Man was making things of clay before he could write, and one of the first things he wrote on was a clay tablet. No other earth material has so wide an importance or such extended uses as clay. Sunbaked bricks, clay drainpipes made in the valleys of the Tigris and the Euphrates up to 6000 years ago, are our first evidence of industrial clay work. Ramesses II, the Egyptian Pharaoh of 1300 BC, adorned the walls of his palace with highly decorated tiles. By 1000 BC, the Greeks had socketed, jointed drainpipes and the Cretans terra cotta drains.
Clay has many more uses today. It is used in cosmetics and as a filler in paper making. The huge insulators on the pylons of the Central Electricity Generating Board are made of clay and so are the tiny inner parts of the electrical switches and sockets in our homes. Washbasins, cups and saucers and jugs , tiles and toilets , are all made of clay.
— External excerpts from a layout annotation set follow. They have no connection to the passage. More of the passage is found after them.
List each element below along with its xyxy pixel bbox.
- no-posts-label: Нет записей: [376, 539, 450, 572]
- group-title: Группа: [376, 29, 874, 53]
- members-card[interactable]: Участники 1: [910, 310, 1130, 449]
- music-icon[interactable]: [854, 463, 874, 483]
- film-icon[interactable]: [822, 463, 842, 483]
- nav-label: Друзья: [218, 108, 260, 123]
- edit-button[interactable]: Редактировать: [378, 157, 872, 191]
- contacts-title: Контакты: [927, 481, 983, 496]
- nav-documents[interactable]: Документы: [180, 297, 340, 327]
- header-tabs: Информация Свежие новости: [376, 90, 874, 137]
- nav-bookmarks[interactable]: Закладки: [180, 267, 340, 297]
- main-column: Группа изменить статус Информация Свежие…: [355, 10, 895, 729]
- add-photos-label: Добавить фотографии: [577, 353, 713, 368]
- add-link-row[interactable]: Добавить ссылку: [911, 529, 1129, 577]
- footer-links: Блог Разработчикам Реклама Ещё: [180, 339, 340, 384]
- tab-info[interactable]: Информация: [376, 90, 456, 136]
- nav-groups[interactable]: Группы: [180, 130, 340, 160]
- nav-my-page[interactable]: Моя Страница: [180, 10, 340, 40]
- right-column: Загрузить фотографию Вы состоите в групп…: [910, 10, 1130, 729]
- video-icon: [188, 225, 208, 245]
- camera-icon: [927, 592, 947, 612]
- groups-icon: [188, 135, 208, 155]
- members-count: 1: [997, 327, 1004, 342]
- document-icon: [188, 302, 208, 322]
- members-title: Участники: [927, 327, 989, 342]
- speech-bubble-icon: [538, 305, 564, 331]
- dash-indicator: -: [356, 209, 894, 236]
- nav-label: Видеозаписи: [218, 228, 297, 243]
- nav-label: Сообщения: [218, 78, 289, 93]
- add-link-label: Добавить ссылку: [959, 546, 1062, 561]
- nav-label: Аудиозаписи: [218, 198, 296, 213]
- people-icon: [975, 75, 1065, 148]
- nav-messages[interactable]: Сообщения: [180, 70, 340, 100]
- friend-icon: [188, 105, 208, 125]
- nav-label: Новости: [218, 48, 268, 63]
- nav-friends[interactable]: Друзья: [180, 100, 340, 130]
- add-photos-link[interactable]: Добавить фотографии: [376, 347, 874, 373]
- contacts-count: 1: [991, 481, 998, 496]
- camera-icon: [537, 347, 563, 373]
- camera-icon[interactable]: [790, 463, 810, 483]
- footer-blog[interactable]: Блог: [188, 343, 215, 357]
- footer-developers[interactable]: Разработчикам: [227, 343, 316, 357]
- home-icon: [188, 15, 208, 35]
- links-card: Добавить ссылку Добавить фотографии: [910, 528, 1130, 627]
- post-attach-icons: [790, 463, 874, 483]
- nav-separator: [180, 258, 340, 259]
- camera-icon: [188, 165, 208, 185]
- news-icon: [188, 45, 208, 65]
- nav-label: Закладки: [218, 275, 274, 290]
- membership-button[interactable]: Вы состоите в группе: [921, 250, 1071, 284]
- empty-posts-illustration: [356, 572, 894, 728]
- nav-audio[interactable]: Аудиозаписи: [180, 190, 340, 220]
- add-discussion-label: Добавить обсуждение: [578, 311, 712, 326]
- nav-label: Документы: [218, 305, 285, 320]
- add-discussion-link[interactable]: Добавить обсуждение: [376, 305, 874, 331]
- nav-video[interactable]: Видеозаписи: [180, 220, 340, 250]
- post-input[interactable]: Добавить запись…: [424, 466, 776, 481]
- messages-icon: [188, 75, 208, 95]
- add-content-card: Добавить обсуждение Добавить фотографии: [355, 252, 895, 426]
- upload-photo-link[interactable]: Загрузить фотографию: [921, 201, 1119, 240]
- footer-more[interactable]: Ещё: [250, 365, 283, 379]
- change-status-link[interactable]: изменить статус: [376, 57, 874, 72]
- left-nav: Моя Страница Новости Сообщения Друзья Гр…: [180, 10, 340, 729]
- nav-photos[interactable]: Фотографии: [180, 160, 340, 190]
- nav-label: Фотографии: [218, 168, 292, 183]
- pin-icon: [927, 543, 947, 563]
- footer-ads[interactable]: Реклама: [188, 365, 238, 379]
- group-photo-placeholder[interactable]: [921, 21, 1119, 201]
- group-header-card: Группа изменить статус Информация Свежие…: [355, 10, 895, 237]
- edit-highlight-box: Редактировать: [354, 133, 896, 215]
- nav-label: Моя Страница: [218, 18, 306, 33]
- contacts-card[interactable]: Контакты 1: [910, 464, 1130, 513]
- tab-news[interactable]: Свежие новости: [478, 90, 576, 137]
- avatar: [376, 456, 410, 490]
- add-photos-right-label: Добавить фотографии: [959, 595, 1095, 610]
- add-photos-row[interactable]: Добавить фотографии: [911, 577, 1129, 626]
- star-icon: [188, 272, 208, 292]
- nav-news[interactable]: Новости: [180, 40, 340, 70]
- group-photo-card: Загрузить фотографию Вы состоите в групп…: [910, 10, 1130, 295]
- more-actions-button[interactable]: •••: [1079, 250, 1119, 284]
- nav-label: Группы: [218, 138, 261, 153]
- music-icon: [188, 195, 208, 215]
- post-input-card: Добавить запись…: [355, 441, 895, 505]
It is a basic human experience to model and mould and shape things in the hand. We play with mud and sand as children- but clay holds its shape better than either of these and is the ideal material for this experience. Clay is easily shaped by pushing, pinching, adding or cutting away. This freedom has its disadvantages . The limitations imposed by materials like wood and metal can be of use to the artist- they have their own form and nature. Clay responds so readily that it is more difficult to realize its limitations and potentialities. We can shape it without tools and with very little skill to begin with, but with increasing awareness of what clay will do, our skill in the use of it will increase.